This project involves building a regression model using PySpark's MLlib to predict the compressive strength of cement based on its ingredients. The dataset consists of 1030 instances of concrete samples, containing 9 attributes (8 continuous and 1 discrete), and 1 continuous quantitative output variable.
Our goal is to identify the features that are the strongest predictors of cement strength and provide recommendations for optimal values of cement ingredients. We will also create an application where users can input their own values for age and get a predicted value for cement strength.

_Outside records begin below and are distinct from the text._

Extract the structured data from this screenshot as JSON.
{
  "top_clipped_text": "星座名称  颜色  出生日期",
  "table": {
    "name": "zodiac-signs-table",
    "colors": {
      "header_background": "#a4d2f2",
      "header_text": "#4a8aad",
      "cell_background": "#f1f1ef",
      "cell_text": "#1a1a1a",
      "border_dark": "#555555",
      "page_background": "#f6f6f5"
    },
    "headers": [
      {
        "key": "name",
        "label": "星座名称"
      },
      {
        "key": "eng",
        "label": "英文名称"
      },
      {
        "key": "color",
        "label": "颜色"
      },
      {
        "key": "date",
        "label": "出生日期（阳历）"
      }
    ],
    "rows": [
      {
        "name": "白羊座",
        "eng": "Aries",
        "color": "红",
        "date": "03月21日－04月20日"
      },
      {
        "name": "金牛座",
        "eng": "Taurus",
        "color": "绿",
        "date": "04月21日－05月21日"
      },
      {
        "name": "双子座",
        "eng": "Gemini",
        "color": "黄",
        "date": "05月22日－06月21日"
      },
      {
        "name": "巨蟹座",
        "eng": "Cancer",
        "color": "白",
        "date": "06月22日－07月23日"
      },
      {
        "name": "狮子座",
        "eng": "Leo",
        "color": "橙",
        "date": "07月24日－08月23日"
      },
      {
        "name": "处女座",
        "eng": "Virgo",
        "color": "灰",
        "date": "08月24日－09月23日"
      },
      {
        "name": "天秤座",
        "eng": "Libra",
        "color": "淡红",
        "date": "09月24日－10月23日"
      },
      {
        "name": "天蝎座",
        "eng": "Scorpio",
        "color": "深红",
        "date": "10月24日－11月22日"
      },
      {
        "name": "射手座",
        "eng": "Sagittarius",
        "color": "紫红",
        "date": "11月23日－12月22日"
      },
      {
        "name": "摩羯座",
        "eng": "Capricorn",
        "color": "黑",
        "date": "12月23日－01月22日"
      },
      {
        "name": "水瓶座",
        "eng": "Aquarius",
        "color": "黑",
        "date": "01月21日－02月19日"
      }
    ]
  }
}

Before running the code, you will need to have the following installed:
- PySpark: the Python API for Apache Spark
- Jupyter Notebook: an interactive development environment for Python
The dataset used in this project is the Concrete Compressive Strength Data Set from the UCI Machine Learning Repository. It contains 1030 instances of concrete samples, with 9 attributes (8 continuous and 1 discrete) and 1 continuous quantitative output variable (compressive strength).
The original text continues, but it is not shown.